Dr. David and Dr. Joseph Switzer, brothers and two of only a handful of physicians in Jean Ville were Daddy’s friends. The older brother, Dr. David, lived directly across South Jefferson Street from our house and had delivered all five of us kids. He made house calls when I was sick and reminded me of the Santa Claus I had believed in when I was little—what with his jolly, loving manner, and all.
Daddy said God was colorblind.
But while he talked, I thought about the different things Mama had taught us. Mama was what you might call, prejudice—I mean, she thought differently.
“I’m from North Louisiana” she said. “Where Negroes are Negroes. They know their place, and there aren’t many of them. We ran the uppity ones off early on.” She told me and my brothers to stay away from, “those people,” except for our help, Tootsie. But even with Tootsie, there were lines we shouldn’t cross, like going to visit her in the Quarters or kissing her brown cheek.

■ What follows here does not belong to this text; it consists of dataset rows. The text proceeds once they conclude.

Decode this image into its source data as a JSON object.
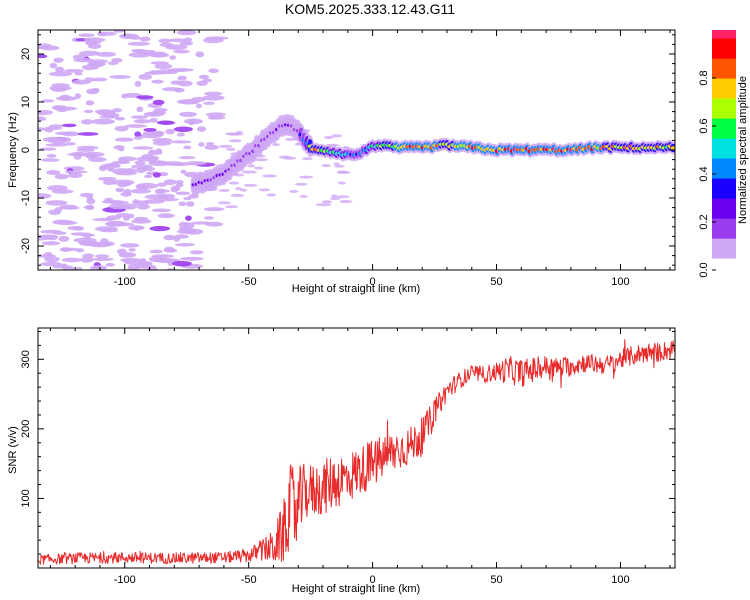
{
  "title": "KOM5.2025.333.12.43.G11",
  "colors": {
    "snr_line": "#e82a2a",
    "frame": "#000000",
    "colormap": [
      "#ffffff",
      "#cfa8f5",
      "#9a3cf0",
      "#6a00f0",
      "#1a00ff",
      "#0088ff",
      "#00e0e0",
      "#00ff40",
      "#aaff00",
      "#ffcc00",
      "#ff5500",
      "#ff0000",
      "#ff2266"
    ]
  },
  "chart_data": [
    {
      "type": "heatmap",
      "name": "spectrogram",
      "xlabel": "Height of straight line (km)",
      "ylabel": "Frequency (Hz)",
      "xlim": [
        -135,
        122
      ],
      "ylim": [
        -25,
        25
      ],
      "xticks": [
        -100,
        -50,
        0,
        50,
        100
      ],
      "yticks": [
        -20,
        -10,
        0,
        10,
        20
      ],
      "xtick_labels": [
        "-100",
        "-50",
        "0",
        "50",
        "100"
      ],
      "ytick_labels": [
        "-20",
        "-10",
        "0",
        "10",
        "20"
      ],
      "ridge": {
        "description": "dominant frequency track",
        "x": [
          -72,
          -62,
          -55,
          -48,
          -42,
          -37,
          -33,
          -30,
          -27,
          -24,
          -20,
          -15,
          -10,
          -5,
          0,
          10,
          20,
          30,
          40,
          50,
          60,
          70,
          80,
          90,
          100,
          110,
          122
        ],
        "y": [
          -7.5,
          -5.5,
          -3,
          0,
          3,
          4.8,
          5.2,
          4,
          1.5,
          0.3,
          0,
          -0.5,
          -1,
          -0.8,
          1,
          0.5,
          0.5,
          1,
          0.5,
          0,
          0,
          0,
          0,
          0.5,
          0.5,
          0.5,
          0.5
        ],
        "amplitude": [
          0.22,
          0.25,
          0.2,
          0.18,
          0.18,
          0.22,
          0.25,
          0.2,
          0.45,
          0.8,
          0.7,
          0.55,
          0.45,
          0.4,
          0.55,
          0.85,
          0.9,
          0.8,
          0.9,
          0.95,
          0.95,
          0.95,
          0.95,
          0.85,
          0.8,
          0.8,
          0.75
        ]
      }
    },
    {
      "type": "colorbar",
      "name": "amplitude-colorbar",
      "label": "Normalized spectral amplitude",
      "range": [
        0,
        1
      ],
      "ticks": [
        0.0,
        0.2,
        0.4,
        0.6,
        0.8
      ],
      "tick_labels": [
        "0.0",
        "0.2",
        "0.4",
        "0.6",
        "0.8"
      ]
    },
    {
      "type": "line",
      "name": "snr",
      "xlabel": "Height of straight line (km)",
      "ylabel": "SNR (v/v)",
      "xlim": [
        -135,
        122
      ],
      "ylim": [
        0,
        345
      ],
      "xticks": [
        -100,
        -50,
        0,
        50,
        100
      ],
      "yticks": [
        100,
        200,
        300
      ],
      "xtick_labels": [
        "-100",
        "-50",
        "0",
        "50",
        "100"
      ],
      "ytick_labels": [
        "100",
        "200",
        "300"
      ],
      "x": [
        -135,
        -120,
        -100,
        -80,
        -60,
        -50,
        -45,
        -40,
        -36,
        -33,
        -30,
        -28,
        -25,
        -20,
        -15,
        -10,
        -5,
        0,
        5,
        10,
        15,
        20,
        25,
        30,
        35,
        40,
        45,
        50,
        55,
        60,
        65,
        70,
        75,
        80,
        85,
        90,
        95,
        100,
        105,
        110,
        115,
        122
      ],
      "y": [
        12,
        14,
        15,
        14,
        15,
        18,
        25,
        30,
        50,
        90,
        80,
        110,
        110,
        115,
        125,
        130,
        140,
        150,
        160,
        170,
        175,
        190,
        225,
        255,
        270,
        280,
        278,
        282,
        285,
        280,
        285,
        290,
        288,
        290,
        295,
        293,
        292,
        300,
        305,
        310,
        310,
        315
      ],
      "noise": [
        7,
        8,
        8,
        8,
        8,
        10,
        15,
        25,
        45,
        60,
        65,
        40,
        40,
        40,
        40,
        38,
        35,
        35,
        32,
        30,
        28,
        26,
        18,
        15,
        12,
        12,
        12,
        14,
        20,
        20,
        18,
        16,
        14,
        15,
        14,
        14,
        14,
        14,
        14,
        15,
        14,
        14
      ]
    }
  ]
}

Mama rolled her eyes behind Daddy’s back when he talked about coloreds being people and God loving us all the same. We’d laugh to each other because we knew she’d tell us the opposite once Daddy was gone. When he wasn’t around she told us colored people had tiny brains and were the “inferior,” race. And she treated Tootsie something terrible, didn’t pay her much money, and made poor Tootsie do all the dirty work like scrubbing toilets and sifting through garbage if we lost something. I always wondered why Tootsie stayed. She could have worked for any white family in Jean Ville but she worked for Mama until I went off to college, years later.
The Klan visit only made Daddy more determined not to change his stance on colored people. One day I heard him tell Mama that he had coffee with Mr. Ray Thibault at Charlie’s Diner downtown every morning before heading to the Toussaint Bank where he was vice president at the time.
“I love to watch the looks on the faces of the sheriff and his cronies when they come in the front door, look around, and spot me at the corner table with Ray,” he said. “They’ll have to do more than burn a cross in my yard and paint words on my house to make me change who I am as a man.”
“I don’t know why you have to be friends with that Negro,” Mama said. “There are lots of white men in this town who admire you and want to be your friend. Why do you waste your time?”
“Ray and I have a lot in common,” he told her. Then he proceeded to explain all the reasons why it didn’t matter what color Ray Thibault’s skin was. Mama listened and rolled her eyes behind his back.
I thought about the only two colored people I knew, Tootsie and Catfish. Tootsie had been with us since I was an infant and I never thought of her as any color. She was more of a mother to me than my own, and I loved her almost as much as I loved God.
Catfish was a dark man who walked in front of our house every afternoon on his way home from work. I first met him when I was little, about six or seven.